The advisory committee has nine members appointed by the county Board of Supervisors, including residents of Carlsbad, Vista, San Marcos and Oceanside.

El Cajon said the ordinance would cause great economic harm to Gillespie Field and its tenants. The airport houses 50 aircraft hangars with about 30 small businesses that pay rent to the county.

The county also owns land surrounding the airport, and in total, the city estimates there are 300 El Cajon businesses leasing property from the county, and that based on city business license data, there are as many as 3,500 people who are employed at those businesses.

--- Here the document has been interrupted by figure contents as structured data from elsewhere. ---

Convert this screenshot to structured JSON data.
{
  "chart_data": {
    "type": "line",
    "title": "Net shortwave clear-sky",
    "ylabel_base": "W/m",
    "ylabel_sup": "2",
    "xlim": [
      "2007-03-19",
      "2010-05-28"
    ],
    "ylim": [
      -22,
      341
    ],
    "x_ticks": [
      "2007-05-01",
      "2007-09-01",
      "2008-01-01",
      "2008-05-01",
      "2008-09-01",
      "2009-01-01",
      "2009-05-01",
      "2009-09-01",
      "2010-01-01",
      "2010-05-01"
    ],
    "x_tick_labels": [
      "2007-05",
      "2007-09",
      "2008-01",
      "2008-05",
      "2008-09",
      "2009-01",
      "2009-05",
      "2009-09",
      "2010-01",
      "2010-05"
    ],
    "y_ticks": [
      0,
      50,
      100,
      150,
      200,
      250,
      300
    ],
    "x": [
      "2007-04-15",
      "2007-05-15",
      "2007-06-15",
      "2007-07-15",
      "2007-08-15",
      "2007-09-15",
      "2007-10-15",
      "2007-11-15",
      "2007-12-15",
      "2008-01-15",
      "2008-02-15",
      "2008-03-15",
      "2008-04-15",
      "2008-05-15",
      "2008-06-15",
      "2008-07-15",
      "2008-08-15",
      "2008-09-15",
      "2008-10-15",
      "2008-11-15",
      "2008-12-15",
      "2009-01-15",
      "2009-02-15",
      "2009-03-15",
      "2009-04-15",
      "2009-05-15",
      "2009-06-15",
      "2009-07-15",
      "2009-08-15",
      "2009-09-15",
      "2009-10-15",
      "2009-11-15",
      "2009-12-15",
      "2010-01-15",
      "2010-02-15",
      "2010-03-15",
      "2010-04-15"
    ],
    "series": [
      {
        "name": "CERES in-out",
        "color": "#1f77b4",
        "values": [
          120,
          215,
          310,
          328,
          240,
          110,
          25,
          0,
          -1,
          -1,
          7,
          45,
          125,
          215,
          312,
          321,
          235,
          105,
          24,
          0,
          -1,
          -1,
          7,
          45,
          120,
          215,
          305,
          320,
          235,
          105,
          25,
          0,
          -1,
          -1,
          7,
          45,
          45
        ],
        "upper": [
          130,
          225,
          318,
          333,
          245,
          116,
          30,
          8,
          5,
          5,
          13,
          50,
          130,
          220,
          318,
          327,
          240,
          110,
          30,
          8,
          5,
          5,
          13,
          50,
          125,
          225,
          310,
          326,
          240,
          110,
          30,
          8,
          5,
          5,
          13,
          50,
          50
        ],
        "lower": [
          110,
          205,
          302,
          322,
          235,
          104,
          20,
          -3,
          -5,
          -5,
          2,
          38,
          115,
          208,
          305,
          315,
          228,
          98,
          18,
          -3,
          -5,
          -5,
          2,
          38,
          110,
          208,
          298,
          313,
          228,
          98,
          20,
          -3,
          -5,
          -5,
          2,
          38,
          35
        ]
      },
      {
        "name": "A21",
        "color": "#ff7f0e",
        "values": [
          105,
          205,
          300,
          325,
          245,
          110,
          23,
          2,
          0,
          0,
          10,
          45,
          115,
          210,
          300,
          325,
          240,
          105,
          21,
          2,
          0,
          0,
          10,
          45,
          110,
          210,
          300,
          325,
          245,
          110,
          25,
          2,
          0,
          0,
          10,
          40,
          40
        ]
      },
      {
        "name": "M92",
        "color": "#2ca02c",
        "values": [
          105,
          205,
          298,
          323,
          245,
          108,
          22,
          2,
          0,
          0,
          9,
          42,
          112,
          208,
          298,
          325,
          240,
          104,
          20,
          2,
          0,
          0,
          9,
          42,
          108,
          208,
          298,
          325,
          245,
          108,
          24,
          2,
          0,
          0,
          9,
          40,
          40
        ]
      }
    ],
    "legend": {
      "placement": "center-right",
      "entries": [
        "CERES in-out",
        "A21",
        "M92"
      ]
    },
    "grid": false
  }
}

Barry Bardack, of the Gillespie Field Development Council and chief flight instructor at Golden State Flying Club, said the revenues that come in from the Gillespie Field Industrial Park go into an airport enterprise fund. That fund is used to operate the airport system, he said. The county’s proposal would likely chase renters out, which will affect the major leaseholders, who in turn could eventually default on their leases.

“The whole area will become abandoned,” Bardack said. “The industrial park supports the whole system, all eight county airports. If this passes, it’s all going away.”

Ricardo Villa, president of the San Diego County Hispanic Chamber of Commerce, said the business group opposes the ordinance because it puts minority- and immigrant-owned businesses that lease property from the county at a disadvantage.

“These businesses pay market-rate lease rates,” Villa wrote. “It is not fair to have them operate by a different set of rules, especially since many of these businesses are merely trying to survive and remain competitive coming out of the COVID-19 pandemic.”

Villa said business owners, many of whom are people of color, immigrants and women-owned businesses, will be forced to lay off workers, relocate or close altogether.

El Cajon City Manager Graham Mitchell said a survey of Gillespie and Palomar airport employers show that “between 59 percent and 67 percent of employees are non-white,” and that the ordinance disproportionately takes jobs away from communities of color and disadvantaged communities.

Of particular concern, Mitchell said, is a recently approved project that would provide up to 500 jobs. He said a developer’s plan to build a 142,746-square-foot warehouse — reportedly a last-mile Amazon distribution site — on county property near Gillespie Field appears to be dead because of the ordinance.

“We were weeks away from breaking ground when we learned the details of the county’s proposal,” said Lee Chesnut, whose company Chestnut Properties owns the land where Amazon is supposed to be built. “We were ready to bring over 400 new full-time jobs to El Cajon. Those jobs are now gone. I have talked to many great employers interested in this 30-acre site. None of them are willing to move forward. The threat of this ordinance has killed any potential for new industrial development. The only way I can hope to bring new jobs to this property is if the county excludes this land from their proposed ordinance.”

Taylor Guitars, which started as a three-person business and now employs more than 500 people, has been operating at a business park near Gillespie Field for 47 years.

Jordan Keglovits, contracts and legal manager for Taylor Guitars, said the company agrees with the spirit of the proposed ordinance, but that it “places an undue burden on our business.”

Keglovits said the company’s pay rate starts at $16 an hour and that it offers 401K plan and ownership benefits, among other perks, to its employees.

“The financial framework of the proposed ordinance would negatively impact our ability to do business, potentially resulting in layoffs and force us to reconsider operating within the county — or both,” she said. “Further, we do not feel the county should be dictating how we run our business nor entertaining an ordinance that gives businesses no indication of what wage requirements may be. This alone makes business planning impossible.”